There are a huge number of ways that we can "Catch and Store Energy". For example, we all need food energy to live and the food we eat is a way to store the solar energy in a form that we can use. So the imperative to "catch and store energy" can simply mean grow some food while the weather is favorable to growing it. We need to collect food during times when food is abundant so that we can store and use it when we need it. The seeds produced by our plants are another form of energy (i.e., reproductive energy) that we should store so that we can continue to grow food.
The advice to "make hay while the sun shines" captures the essence of this principle.
The basis for our real wealth lies in our ability to catch and store energy. The income we derive often comes from the release of value from
the energy storages we have built up.
We must all interpret the imperative to "Catch and Store Energy" in our own way because we must all decide what energies we want to catch and store. Physicists offer us one viewpoint on what energy is - the capacity to do work - that is useful in deciding on what constitutes "energy". Things like solar, wind, water, geothermal and biomass are primary and derived forms of energy. The theoretical biologist Howard Odum encouraged us expand our view on energy to include the concept of embodied energy, or the amount of energy that was used to create a particular thing. That
thing could be a fish, a 2x4 piece of lumber, a cell phone, or a wind turbine. Each of these things can be evaluated with respect to how much energy was used to create that thing. The amount of money we pay for goods is often correlated with the amount of energy that was used to produce that good. What about things like good will, popularity, positive affect towards a brand, music? Are these energies?

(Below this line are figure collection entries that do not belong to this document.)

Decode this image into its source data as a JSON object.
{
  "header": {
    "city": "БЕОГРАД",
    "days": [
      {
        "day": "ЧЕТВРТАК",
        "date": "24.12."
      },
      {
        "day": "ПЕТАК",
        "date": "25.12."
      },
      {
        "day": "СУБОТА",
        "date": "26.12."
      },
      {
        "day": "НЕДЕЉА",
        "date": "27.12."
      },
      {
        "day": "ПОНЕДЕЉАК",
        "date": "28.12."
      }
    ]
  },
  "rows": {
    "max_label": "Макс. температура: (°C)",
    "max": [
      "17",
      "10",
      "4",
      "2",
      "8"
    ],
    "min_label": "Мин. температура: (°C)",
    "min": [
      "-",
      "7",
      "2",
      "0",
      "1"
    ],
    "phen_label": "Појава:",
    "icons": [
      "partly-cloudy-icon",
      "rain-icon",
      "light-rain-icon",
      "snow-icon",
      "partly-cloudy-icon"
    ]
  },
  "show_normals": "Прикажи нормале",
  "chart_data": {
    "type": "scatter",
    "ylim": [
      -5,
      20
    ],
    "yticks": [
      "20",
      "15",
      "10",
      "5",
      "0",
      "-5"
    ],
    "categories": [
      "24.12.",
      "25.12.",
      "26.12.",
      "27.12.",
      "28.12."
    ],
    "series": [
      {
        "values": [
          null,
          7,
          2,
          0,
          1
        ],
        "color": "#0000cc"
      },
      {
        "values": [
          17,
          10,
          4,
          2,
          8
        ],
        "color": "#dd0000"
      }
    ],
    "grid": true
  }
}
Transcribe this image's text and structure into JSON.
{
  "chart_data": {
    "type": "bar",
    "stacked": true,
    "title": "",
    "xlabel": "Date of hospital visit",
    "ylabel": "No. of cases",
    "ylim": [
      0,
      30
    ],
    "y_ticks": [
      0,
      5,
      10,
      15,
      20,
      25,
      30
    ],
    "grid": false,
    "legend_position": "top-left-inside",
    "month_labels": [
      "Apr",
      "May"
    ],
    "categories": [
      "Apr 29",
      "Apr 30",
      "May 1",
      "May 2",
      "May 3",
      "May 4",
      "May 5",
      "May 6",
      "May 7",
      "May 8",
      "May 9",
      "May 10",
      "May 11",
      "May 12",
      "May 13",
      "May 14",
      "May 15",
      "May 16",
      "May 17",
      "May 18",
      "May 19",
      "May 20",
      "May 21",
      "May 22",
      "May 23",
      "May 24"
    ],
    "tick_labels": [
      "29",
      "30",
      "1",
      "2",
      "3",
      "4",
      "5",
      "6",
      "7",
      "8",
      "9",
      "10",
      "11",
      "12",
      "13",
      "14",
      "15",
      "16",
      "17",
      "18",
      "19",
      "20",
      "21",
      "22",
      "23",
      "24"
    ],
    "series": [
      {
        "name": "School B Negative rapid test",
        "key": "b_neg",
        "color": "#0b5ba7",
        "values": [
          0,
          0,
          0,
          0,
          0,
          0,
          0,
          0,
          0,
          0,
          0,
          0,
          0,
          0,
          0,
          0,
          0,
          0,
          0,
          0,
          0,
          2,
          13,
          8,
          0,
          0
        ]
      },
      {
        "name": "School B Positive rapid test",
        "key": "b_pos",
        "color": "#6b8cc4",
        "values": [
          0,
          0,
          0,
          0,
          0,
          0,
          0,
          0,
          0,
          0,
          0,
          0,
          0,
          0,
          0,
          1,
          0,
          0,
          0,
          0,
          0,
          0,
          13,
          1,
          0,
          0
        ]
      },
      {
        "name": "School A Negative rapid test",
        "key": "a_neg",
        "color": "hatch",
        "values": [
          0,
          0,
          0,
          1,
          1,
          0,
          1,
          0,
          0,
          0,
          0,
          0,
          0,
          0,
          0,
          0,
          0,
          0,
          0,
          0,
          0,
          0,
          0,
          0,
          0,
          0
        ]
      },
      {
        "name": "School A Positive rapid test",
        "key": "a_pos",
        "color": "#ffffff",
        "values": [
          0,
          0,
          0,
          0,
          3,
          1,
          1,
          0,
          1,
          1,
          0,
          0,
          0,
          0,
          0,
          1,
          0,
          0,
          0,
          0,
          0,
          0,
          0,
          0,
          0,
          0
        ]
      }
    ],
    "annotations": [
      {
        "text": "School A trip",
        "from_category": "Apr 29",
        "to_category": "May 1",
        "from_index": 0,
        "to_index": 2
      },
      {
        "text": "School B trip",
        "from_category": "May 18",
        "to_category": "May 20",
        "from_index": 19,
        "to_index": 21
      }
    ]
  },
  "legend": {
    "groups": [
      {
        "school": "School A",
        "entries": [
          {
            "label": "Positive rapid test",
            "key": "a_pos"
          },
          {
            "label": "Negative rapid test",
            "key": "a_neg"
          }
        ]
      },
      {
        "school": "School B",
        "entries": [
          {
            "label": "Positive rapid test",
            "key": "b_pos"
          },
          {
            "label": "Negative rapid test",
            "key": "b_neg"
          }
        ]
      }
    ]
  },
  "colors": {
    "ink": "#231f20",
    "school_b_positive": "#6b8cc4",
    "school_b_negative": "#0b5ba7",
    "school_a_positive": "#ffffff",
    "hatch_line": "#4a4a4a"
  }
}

The challenge of living by the principle of "catching and storing energy" is to identify the energies that you want to capture and how you will go about storing it in a high value form. In farming it is relatively easy to identify some energies worth harvesting and storing. Food, water, soil carbon, seeds, wood, hay, animals are all storages of energy and wealth for the farmer. The farmer must manage these energies wisely and create proper storages so that she can eventually obtain various yields from these storages (e.g., food, heat, income).

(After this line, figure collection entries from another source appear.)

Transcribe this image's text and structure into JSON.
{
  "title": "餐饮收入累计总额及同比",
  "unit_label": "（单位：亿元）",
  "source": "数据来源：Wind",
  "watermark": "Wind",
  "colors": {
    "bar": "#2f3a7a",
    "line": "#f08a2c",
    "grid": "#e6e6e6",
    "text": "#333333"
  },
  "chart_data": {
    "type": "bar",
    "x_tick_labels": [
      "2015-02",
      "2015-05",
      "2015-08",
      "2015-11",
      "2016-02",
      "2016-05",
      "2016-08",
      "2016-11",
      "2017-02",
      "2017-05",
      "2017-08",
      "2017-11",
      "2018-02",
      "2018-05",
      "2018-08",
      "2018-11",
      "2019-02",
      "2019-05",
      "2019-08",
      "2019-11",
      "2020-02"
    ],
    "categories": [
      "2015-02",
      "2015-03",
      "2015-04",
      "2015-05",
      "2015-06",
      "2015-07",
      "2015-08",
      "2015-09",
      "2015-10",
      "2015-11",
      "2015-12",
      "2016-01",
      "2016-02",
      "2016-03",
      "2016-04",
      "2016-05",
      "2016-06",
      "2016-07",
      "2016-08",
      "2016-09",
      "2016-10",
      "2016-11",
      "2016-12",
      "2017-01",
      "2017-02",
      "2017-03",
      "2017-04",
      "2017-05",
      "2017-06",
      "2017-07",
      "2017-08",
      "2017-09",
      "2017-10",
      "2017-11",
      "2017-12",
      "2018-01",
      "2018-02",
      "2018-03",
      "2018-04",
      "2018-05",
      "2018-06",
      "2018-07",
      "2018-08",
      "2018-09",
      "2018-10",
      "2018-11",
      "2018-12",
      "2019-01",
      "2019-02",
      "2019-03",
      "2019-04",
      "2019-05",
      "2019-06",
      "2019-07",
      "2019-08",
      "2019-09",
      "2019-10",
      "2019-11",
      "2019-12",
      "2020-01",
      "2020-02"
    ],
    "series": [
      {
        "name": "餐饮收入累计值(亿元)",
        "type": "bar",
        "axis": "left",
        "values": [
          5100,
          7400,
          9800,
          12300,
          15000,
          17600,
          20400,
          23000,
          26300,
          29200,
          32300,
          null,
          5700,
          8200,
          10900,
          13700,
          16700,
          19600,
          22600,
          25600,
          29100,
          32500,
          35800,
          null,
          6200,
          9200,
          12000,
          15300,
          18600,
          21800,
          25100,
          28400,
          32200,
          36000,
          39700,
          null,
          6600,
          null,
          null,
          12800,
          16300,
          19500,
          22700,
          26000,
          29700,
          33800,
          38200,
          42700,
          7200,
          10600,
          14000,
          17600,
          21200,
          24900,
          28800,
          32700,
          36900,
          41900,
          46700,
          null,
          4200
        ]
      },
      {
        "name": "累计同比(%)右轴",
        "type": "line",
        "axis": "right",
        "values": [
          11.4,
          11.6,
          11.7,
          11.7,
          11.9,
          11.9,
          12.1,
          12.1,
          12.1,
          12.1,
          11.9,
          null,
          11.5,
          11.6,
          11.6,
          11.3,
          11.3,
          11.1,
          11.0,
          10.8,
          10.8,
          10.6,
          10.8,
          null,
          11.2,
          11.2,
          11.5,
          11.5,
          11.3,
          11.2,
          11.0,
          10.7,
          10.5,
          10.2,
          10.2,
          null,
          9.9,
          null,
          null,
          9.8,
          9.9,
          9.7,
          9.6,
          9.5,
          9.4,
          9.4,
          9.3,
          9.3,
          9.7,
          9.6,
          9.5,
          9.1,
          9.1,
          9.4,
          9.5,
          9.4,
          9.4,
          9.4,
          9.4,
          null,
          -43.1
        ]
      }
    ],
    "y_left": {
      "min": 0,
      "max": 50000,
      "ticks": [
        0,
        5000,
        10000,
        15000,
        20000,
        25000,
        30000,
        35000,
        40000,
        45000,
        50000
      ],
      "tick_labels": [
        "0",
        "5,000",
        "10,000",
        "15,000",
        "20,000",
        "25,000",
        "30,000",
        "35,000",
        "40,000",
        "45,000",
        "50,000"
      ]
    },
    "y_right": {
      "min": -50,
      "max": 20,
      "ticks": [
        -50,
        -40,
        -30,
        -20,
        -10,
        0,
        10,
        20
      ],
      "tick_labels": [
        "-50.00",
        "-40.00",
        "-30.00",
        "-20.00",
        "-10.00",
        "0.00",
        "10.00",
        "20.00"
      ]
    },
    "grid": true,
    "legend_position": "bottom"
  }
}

Anyone who practices Permaculture is familiar with a sector map. A sector map is designed to map the energies that flow around a particular point on a landscape. Common energies to map are summer sun, winter sun, summer wind, winter wind, water drainage, wildlife, noise, fire, views, traffic, and pollution. Here is an example of what a sector map looks like (source):
A sector map can be conceptualized as base map of your property with an overlay for each major type of energy that impinges on it. That overlay typically includes a depiction of how energy flows towards a particular point of interest, often your home. A common way to depict an energy is by drawing a pie shape with the skinny end of the pie facing the house. The direction and width of the rim of the pie represents where an energy is coming from and over what parts of the landscape. A sector map can be used to help you design landscapes, buildings, wind breaks and growing systems in a way that intercepts good energies and deflects bad physical energies.

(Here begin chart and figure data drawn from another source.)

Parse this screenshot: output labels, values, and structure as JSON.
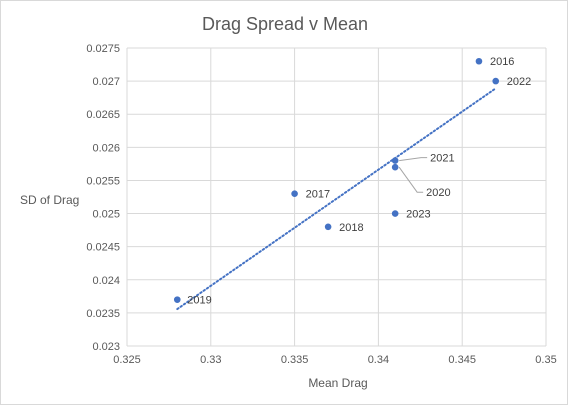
{
  "chart_data": {
    "type": "scatter",
    "title": "Drag Spread v Mean",
    "xlabel": "Mean Drag",
    "ylabel": "SD of Drag",
    "xlim": [
      0.325,
      0.35
    ],
    "ylim": [
      0.023,
      0.0275
    ],
    "x_ticks": [
      "0.325",
      "0.33",
      "0.335",
      "0.34",
      "0.345",
      "0.35"
    ],
    "y_ticks": [
      "0.023",
      "0.0235",
      "0.024",
      "0.0245",
      "0.025",
      "0.0255",
      "0.026",
      "0.0265",
      "0.027",
      "0.0275"
    ],
    "grid": true,
    "legend": "none",
    "marker_color": "#4472c4",
    "trendline": {
      "type": "linear",
      "style": "dotted",
      "color": "#4472c4"
    },
    "points": [
      {
        "label": "2016",
        "x": 0.346,
        "y": 0.0273
      },
      {
        "label": "2017",
        "x": 0.335,
        "y": 0.0253
      },
      {
        "label": "2018",
        "x": 0.337,
        "y": 0.0248
      },
      {
        "label": "2019",
        "x": 0.328,
        "y": 0.0237
      },
      {
        "label": "2020",
        "x": 0.341,
        "y": 0.0257
      },
      {
        "label": "2021",
        "x": 0.341,
        "y": 0.0258
      },
      {
        "label": "2022",
        "x": 0.347,
        "y": 0.027
      },
      {
        "label": "2023",
        "x": 0.341,
        "y": 0.025
      }
    ]
  }
}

If we are to create sector maps for the energies that impinge upon us in our business lives it might look a bit different than the standard
sector map. It may be be difficult, for example, to establish a specific direction where the energies are coming from. The traffic to your
website might be coming from all over the world. A circle around your business probably doesn't provide much useful assistance to design you
web-based business. Perhaps a better way to go is to use the size of the pie to represent the importance of that energy to your business. The
energies can be good or bad types of energy (sectors filled with plus signs and negative signs respectively?). The exercise of creating a sector map of the energies critical to your business may be useful for designing your business to catch and store energies while deflecting other energies that might prevent you from doing so. These are just some early speculations on what an energetic analysis of a business might look like, one that is not exclusively concerned with physical energies (although they are important to map), but also might include embodied energies, and more abstract forms of energy such as web traffic, positive word of mouth, advertising, product quality, virality, etc....
To conclude, the imperative to "catch and store energy" is an abstract principle that directs us to pay particular attention to how energy
flows through the landscape and to take advantage of opportunities to store that energy in a valuable form. If we can store that energy in a valuable form then we can create paper wealth by drawing down on the real wealth contained in our energy storage. The imperative is easily understood in the context of physical energies like sun, wind, water, geothermal, nuclear, biomass, and food. The imperative is less easily understood when extended to "business energies" like popularity, positive reputation, negative reputation, usefulness, beauty, durability, quality, cheapnesss, etc... but may have some applicability to business design if you can create a way to map these energies for the purpose of business design.